We were also interested in the gene order of our glycerid mitogenomes and found some surprises here. The gene order itself reflected the conserved gene order which is well-supported to represent the ground pattern of the last common ancestor of Errantia (the group where glycerids belong to) and Sedentaria (see Fig. 3A, order of protein coding genes). Only some tRNA rearrangements (tRNAs are known to be relocated more easily) were found, resulting in four similar but different gene orders. It was nice to see that mapping these different gene orders on the phylogeny (Fig. 1) gave a consistent result and we didn’t had to assume convergent rearrangements within glycerids. The surprise came with two mitogenomes which were unusually big in size. Most annelids glycerids have mitogenomes with a size around 15 kbp, which is within the expected range for animals. However, two species showed mitogenomes with a size of more than 20 kpb. Analysing the gene content we found integrations of so-called group II introns, which are self-splicing genetic elements, within the cox1 gene of these species. This is remarkable, as such elements are rarely found in metazoan and especially in bilaterian mitogenomes. For the latter groups, so far they only have been found in few annelids, always harbouring within the cox1 gene. Our analyses of these genes clearly show that these integrations happened convergently for the two glycerid species. One of them even carries two independent group II intron integrations within the cox1 gene. Massive sequencing of annelid genomes may help to uncover even more of these rare integrations. The source for this group II introns are likely a horizontal transfer from bacteria or viruses. It remains unclear why so far within Bilateria they are only found in annelids – and why they always seem to integrate in the cox1.

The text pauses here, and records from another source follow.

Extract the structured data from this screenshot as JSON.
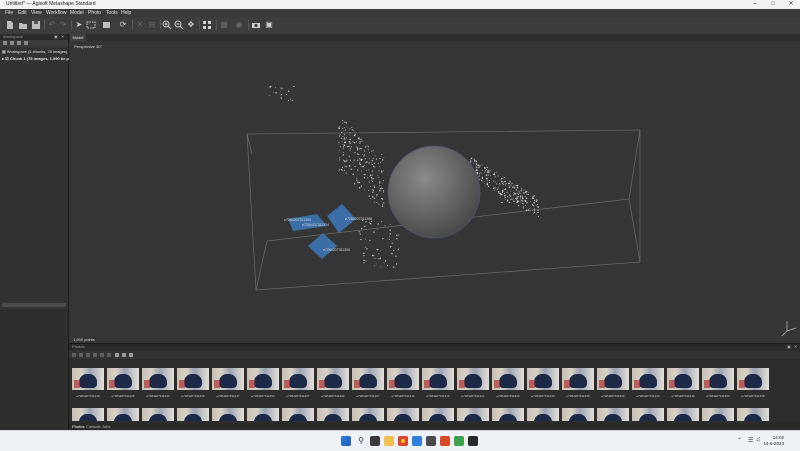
{
  "window": {
    "title": "Untitled* — Agisoft Metashape Standard"
  },
  "menu": [
    "File",
    "Edit",
    "View",
    "Workflow",
    "Model",
    "Photo",
    "Tools",
    "Help"
  ],
  "workspace": {
    "header": "Workspace",
    "root": "Workspace (1 chunks, 75 images)",
    "chunk": "Chunk 1 (75 images, 1,990 tie points)"
  },
  "model": {
    "tab": "Model",
    "projection": "Perspective 30°",
    "points_label": "1,990 points",
    "camera_labels": [
      "e7284207311369",
      "e7284207311374",
      "e7284207311306",
      "e7284207311306"
    ]
  },
  "photos": {
    "header": "Photos",
    "captions": [
      "e7284207311219",
      "e7284207311226",
      "e7284207311234",
      "e7284207311239",
      "e7284207311247",
      "e7284207311252",
      "e7284207311257",
      "e7284207311302",
      "e7284207311307",
      "e7284207311310",
      "e7284207311316",
      "e7284207311321",
      "e7284207311326",
      "e7284207311330",
      "e7284207311335",
      "e7284207311340",
      "e7284207311344",
      "e7284207311349",
      "e7284207311353",
      "e7284207311358"
    ],
    "bottom_tabs": [
      "Photos",
      "Console",
      "Jobs"
    ]
  },
  "taskbar": {
    "time": "14:02",
    "date": "14-6-2023"
  },
  "colors": {
    "accent": "#3a6ea5",
    "viewport_bg": "#353535"
  },
  "icons": [
    "new-icon",
    "open-icon",
    "save-icon",
    "undo-icon",
    "redo-icon",
    "select-icon",
    "region-icon",
    "rotate-icon",
    "delete-icon",
    "crop-icon",
    "zoom-in-icon",
    "zoom-out-icon",
    "move-icon",
    "fit-icon",
    "grid-icon",
    "camera-icon",
    "search-icon",
    "windows-icon"
  ]
}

Fig. 3: A. Gene order of glycerid and goniadid mitogenomes. B. Integration of group II introns with the cox1 of two glycerid species.
In summary, analysing mitogenomes is still a useful – and cost efficient – tool for phylogenetics. Annelids were thought to harbour a rather conserved gene order, but our recent study on syllids (Aguado et al. 2016) and basally branching annelids (Weigert et al. 2016) also uncovered a high diversity of this feature, which might be an interesting phylogenetic marker for some taxa.